Pejovés explica que los capitales chinos operan bajo el esquema de concesiones por una cantidad determinada de años. Y son concesiones de uso público, es decir, están obligados a prestar servicios a todos los buques de carga que requieran utilizar su infraestructura.

“No son terminales portuarios dedicados solo a los intereses chinos”, apunta.

Una estrategia “comercial y política”

Evan Ellis, profesor investigador de Estudios Latinoamericanos del Instituto de Estudios Estratégicos de la Escuela de Guerra del Ejército de Estados Unidos, dice que para China es fundamental tener un rol importante en la conectividad global.

Su estrategia más amplia, dice en diálogo con BBC Mundo, es tratar de asegurar su acceso a mercados estratégicos para conseguir materias primas y vender sus productos.

“Las empresas chinas quieren los puertos con la idea de dominar toda la cadena de suministros” y así no depender logísticamente de otras compañías.

Contenedores en el puerto del Pireo.

Getty Images
En Latinoamérica, empresas chinas controlan más de 10 megapuertos en 7 países.

Pero que los objetivos sean principalmente económicos, no los hace menos estratégicos, agrega el investigador.

“La influencia económica te da poder para tener más influencia política y luego usas esa influencia política para conseguir más ventajas económicas. Es un ciclo”.

Desde esa perspectiva, agrega Ellis, “el control de los puertos es parte de una guerra económica y estratégica en la que China usa su poder para conseguir más mercados y ponerle presión a la competencia”.

Grandes proyectos en la región

Uno de los grandes puertos cuya construcción avanza a paso firme es el de Chancay, en Perú.

Operado por la empresa china Cosco, se espera que la inversión total llegue a los US$3.000 millones cuando las obras estén terminadas en 2024.

Entre los grandes puertos con inversiones chinas que operan en la Latinoamérica y el Caribe están los de Ensenada, Manzanillo, Lázaro Cárdenas y Veracruz, en México.

Puerto Lázaro Cárdenas, México.

Getty Images
Lázaro Cárdenas es uno de los cuatro puertos manejados por empresas chinas en México.

En Bahamas, Freeport; en Jamaica, Kingston; en Panamá, Balboa y Colón; en Brasil, Paranaguá; y en Argentina, Buenos Aires.

Junto a ellos, también existen capitales chinos en puertos más pequeños, algunos privados, o en distintos tipos de infraestructura portuaria.

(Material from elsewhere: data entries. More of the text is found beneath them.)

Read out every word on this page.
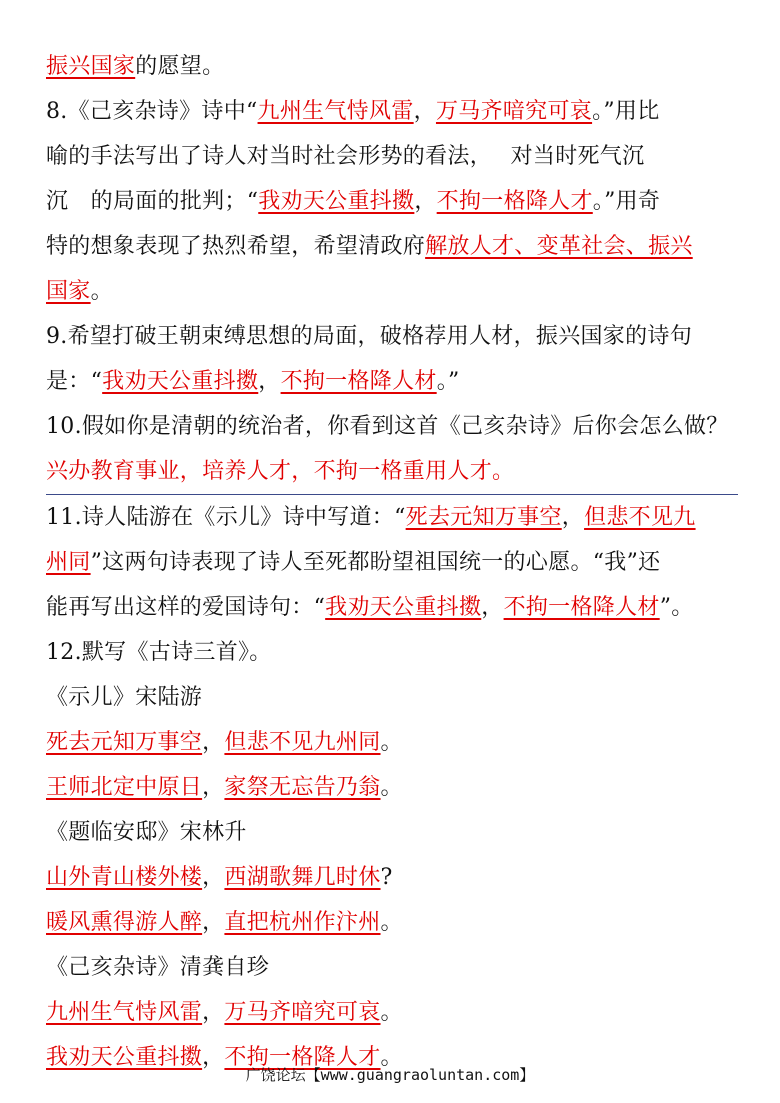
振兴国家的愿望。
8.《己亥杂诗》诗中“九州生气恃风雷，万马齐喑究可哀。”用比
喻的手法写出了诗人对当时社会形势的看法，　 对当时死气沉
沉　的局面的批判；“我劝天公重抖擞，不拘一格降人才。”用奇
特的想象表现了热烈希望，希望清政府解放人才、变革社会、振兴
国家。
9.希望打破王朝束缚思想的局面，破格荐用人材，振兴国家的诗句
是：“我劝天公重抖擞，不拘一格降人材。”
10.假如你是清朝的统治者，你看到这首《己亥杂诗》后你会怎么做？
兴办教育事业，培养人才，不拘一格重用人才。
11.诗人陆游在《示儿》诗中写道：“死去元知万事空，但悲不见九
州同”这两句诗表现了诗人至死都盼望祖国统一的心愿。“我”还
能再写出这样的爱国诗句：“我劝天公重抖擞，不拘一格降人材”。
12.默写《古诗三首》。
《示儿》宋陆游
死去元知万事空，但悲不见九州同。
王师北定中原日，家祭无忘告乃翁。
《题临安邸》宋林升
山外青山楼外楼，西湖歌舞几时休?
暖风熏得游人醉，直把杭州作汴州。
《己亥杂诗》清龚自珍
九州生气恃风雷，万马齐喑究可哀。
我劝天公重抖擞，不拘一格降人才。
广饶论坛【www.guangraoluntan.com】
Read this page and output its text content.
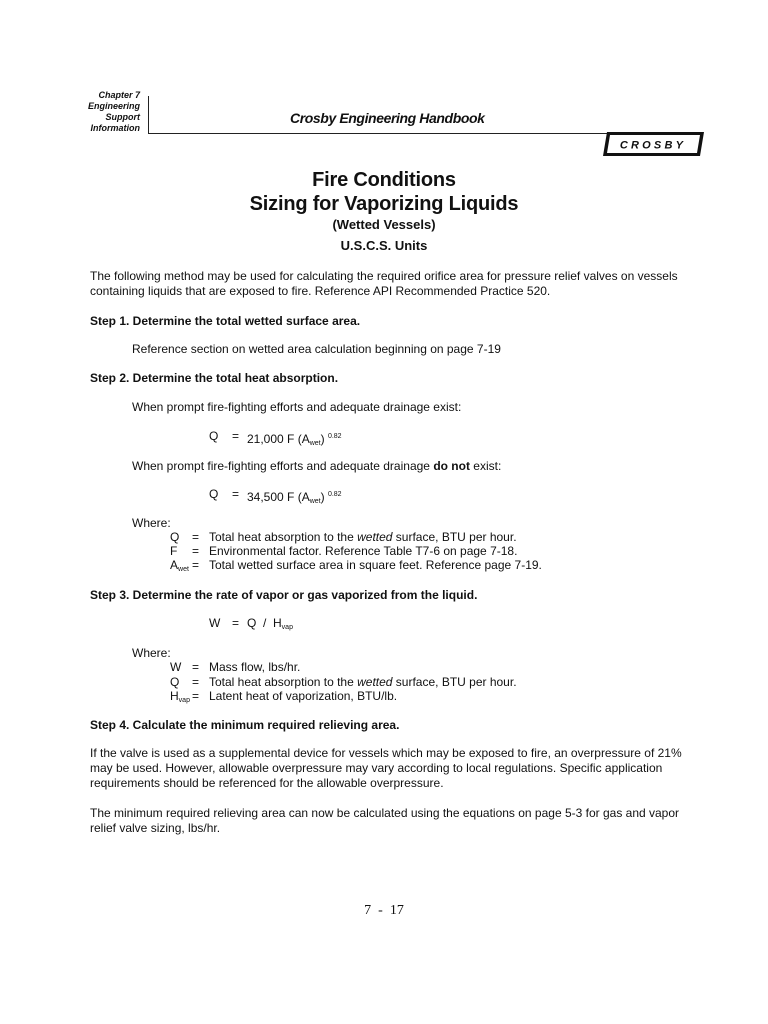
Chapter 7
Engineering
Support
Information
Crosby Engineering Handbook
CROSBY
Fire Conditions
Sizing for Vaporizing Liquids
(Wetted Vessels)
U.S.C.S. Units
The following method may be used for calculating the required orifice area for pressure relief valves on vessels
containing liquids that are exposed to fire. Reference API Recommended Practice 520.
Step 1. Determine the total wetted surface area.
Reference section on wetted area calculation beginning on page 7-19
Step 2. Determine the total heat absorption.
When prompt fire-fighting efforts and adequate drainage exist:
Q = 21,000 F $(A_{wet})$ $^{0.82}$
When prompt fire-fighting efforts and adequate drainage do not exist:
Q = 34,500 F $(A_{wet})$ $^{0.82}$
Where:
Q = Total heat absorption to the wetted surface, BTU per hour.
F = Environmental factor. Reference Table T7-6 on page 7-18.
$A_{wet}$ = Total wetted surface area in square feet. Reference page 7-19.
Step 3. Determine the rate of vapor or gas vaporized from the liquid.
$W = Q / H_{vap}$
Where:
W = Mass flow, lbs/hr.
Q = Total heat absorption to the wetted surface, BTU per hour.
$H_{vap}$ = Latent heat of vaporization, BTU/lb.
Step 4. Calculate the minimum required relieving area.
If the valve is used as a supplemental device for vessels which may be exposed to fire, an overpressure of 21%
may be used. However, allowable overpressure may vary according to local regulations. Specific application
requirements should be referenced for the allowable overpressure.
The minimum required relieving area can now be calculated using the equations on page 5-3 for gas and vapor
relief valve sizing, lbs/hr.
7  -  17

Sin embargo, no todas las iniciativas chinas han prosperado en la región.

Es el caso del megaproyecto impulsado por la firma Asia Pacific Xuanhao, que busca la creación de una zona de libre comercio en el sureste de El Salvador, con accesos a Honduras y Nicaragua.

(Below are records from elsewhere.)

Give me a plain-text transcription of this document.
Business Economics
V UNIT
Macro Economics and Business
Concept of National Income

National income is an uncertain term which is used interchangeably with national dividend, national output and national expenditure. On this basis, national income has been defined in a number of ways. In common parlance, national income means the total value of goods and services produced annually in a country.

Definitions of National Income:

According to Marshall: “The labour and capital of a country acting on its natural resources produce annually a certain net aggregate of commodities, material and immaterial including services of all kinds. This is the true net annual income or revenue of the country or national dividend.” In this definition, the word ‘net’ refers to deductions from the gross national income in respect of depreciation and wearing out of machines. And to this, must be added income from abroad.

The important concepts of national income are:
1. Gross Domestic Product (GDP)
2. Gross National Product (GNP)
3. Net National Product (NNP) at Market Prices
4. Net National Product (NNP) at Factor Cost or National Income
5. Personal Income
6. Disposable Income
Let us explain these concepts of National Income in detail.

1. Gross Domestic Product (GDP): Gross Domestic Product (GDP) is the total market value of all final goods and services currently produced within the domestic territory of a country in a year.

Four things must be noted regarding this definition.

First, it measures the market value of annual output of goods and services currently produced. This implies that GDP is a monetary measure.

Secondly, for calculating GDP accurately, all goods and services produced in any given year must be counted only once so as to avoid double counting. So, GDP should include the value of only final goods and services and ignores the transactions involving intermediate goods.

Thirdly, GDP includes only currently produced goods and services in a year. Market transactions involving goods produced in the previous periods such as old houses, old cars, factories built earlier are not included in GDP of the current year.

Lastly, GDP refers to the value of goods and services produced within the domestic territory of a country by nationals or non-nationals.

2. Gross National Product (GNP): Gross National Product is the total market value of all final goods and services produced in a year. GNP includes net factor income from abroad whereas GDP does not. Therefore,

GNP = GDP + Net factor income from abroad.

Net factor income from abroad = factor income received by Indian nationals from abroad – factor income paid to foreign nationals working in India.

El desarrollo incluiría, según ha trascendido, la reconstrucción del puerto de La Unión, la creación de un parque industrial, un aeropuerto, y zonas de desarrollo turístico, entre otros.

“Es básicamente convertir El Salvador en una zona para la expansión comercial de China en América Central”, afirma Ellis.

Xi Jinping

Getty Images
Xi Jinping ha promovido la construcción de infraestructura china en el exterior, en el marco de su iniciativa de la nueva Ruta de la Seda.

Aunque Latinoamérica no esté en el centro de la estrategia china de invertir en puertos a nivel global, de todos modos, es un mercado atractivo, coinciden expertos.

Y pese a que la región está más bien dentro del área de influencia de Estados Unidos por su cercanía geográfica, no es un dato menor que el principal socio comercial de Sudamérica sea China.

Por lo pronto, existen varios proyectos portuarios con capitales chinos que están en carpeta para la región, pero las negociaciones suelen tomar años considerando los gigantescos montos involucrados y las consideraciones políticas que cada gobierno sopesa cuando debe firmar un acuerdo.

A final de cuentas, aunque se trata de acuerdos comerciales, el factor estratégico difícilmente queda fuera de la balanza.